E infatti scatta la protesta dell’ex parlamentare Pdl Fabio Garagnani, personaggio piuttosto combattivo in materia, che informa della rimozione il ministro dell’Istruzione, Maria Chiara Carrozza, e il vicedirettore regionale dell’ufficio scolastico, Stefano Versari.
Per nulla scandalizzato invece il preside del comprensivo: “Non esiste alcuna legge dello Stato che impone l’obbligo di ostensione del crocifisso, ma solo un regolamento del 1928 sugli arredi scolastici, poi superato nel 1999 da norme che conferiscono autonomia ai singoli istituti: dipende dalla sensibilità dei docenti”.
E appunto, il preside si schiera con la maestra: “A riprova di ciò negli istituti che fanno parte del mio comprensivo, che riunisce 1.400 studenti tra elementari e medie, in moltissime aule il crocifisso non c’è mai stato o è stato tolto, mentre in altre è presente”.

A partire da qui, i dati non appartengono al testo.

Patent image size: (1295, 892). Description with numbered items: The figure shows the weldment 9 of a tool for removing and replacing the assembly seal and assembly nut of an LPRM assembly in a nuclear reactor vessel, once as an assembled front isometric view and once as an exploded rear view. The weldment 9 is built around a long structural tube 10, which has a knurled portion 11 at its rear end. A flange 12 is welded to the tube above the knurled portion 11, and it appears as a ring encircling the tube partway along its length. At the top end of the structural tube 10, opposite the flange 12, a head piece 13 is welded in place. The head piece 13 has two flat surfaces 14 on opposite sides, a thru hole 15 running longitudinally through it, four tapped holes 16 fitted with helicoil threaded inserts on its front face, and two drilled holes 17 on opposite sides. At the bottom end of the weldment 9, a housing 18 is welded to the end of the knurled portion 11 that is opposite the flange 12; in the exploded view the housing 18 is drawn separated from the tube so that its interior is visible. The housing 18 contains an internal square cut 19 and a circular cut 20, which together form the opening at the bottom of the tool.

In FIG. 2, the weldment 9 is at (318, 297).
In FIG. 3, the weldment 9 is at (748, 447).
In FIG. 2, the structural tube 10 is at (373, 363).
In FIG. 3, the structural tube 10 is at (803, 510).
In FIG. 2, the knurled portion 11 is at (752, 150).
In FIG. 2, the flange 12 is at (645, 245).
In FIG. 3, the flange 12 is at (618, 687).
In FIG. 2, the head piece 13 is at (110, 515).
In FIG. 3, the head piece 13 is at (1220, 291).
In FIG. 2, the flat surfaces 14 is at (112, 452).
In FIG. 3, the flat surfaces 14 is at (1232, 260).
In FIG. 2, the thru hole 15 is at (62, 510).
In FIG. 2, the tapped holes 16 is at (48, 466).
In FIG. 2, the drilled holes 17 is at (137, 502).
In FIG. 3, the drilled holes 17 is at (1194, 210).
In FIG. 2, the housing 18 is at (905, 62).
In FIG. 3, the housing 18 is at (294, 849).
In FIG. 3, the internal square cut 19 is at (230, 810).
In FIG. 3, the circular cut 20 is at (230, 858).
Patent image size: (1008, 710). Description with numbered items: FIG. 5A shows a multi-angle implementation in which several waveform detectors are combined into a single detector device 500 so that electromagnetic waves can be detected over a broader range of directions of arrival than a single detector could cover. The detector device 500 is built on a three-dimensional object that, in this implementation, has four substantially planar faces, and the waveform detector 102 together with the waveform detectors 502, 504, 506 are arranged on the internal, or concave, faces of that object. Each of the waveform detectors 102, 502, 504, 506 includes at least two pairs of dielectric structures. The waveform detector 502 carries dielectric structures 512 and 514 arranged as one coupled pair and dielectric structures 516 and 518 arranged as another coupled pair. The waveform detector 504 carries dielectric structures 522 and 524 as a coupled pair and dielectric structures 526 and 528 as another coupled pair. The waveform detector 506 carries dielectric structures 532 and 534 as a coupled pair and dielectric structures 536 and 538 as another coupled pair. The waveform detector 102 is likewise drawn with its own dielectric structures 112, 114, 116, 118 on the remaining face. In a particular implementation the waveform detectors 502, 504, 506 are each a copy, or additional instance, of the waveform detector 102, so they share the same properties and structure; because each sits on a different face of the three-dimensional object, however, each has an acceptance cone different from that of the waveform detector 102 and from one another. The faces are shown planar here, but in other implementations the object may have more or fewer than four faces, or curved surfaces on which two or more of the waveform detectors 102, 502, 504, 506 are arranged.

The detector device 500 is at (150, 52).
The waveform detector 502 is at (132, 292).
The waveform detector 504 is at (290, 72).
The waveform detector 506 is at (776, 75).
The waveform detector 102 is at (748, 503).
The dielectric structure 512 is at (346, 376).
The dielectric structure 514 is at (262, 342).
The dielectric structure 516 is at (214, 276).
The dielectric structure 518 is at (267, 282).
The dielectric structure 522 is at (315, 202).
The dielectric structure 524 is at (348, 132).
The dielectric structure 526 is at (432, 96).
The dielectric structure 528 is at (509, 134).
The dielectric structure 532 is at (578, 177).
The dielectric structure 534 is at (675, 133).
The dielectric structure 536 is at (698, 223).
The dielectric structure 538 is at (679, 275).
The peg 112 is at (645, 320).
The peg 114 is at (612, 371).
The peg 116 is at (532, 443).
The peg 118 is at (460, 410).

“Esiste in Italia una normativa di riferimento a cui le Pubbliche Amministrazioni si devono attenere – commenta Paolo Cavana, docente di Diritto all’università Lumsa di Roma –. Ci sono due regolamenti, uno del 1924 e l’altro del 1928, che non sono mai stati abrogati e, di conseguenza, ancora vigenti, che stabiliscono che i simboli religiosi non possono essere rimossi arbitrariamente dai luoghi pubblici”.
In merito esiste anche un’ordinanza della Corte di Strasburgo del 2011 che aveva fatto riappendere il crocifisso in un’aula di una scuola media di Abano Terme (Padova), dopo che una mamma di origini finlandesi aveva chiesto di far togliere il simbolo.
Adesso la parola passa ai familiari e al consiglio d’istituto. Se le famiglie o i bidelli o gli altri insegnanti lo chiedono, la maestra in questione non si potrà rifiutare. E tanto meno il preside.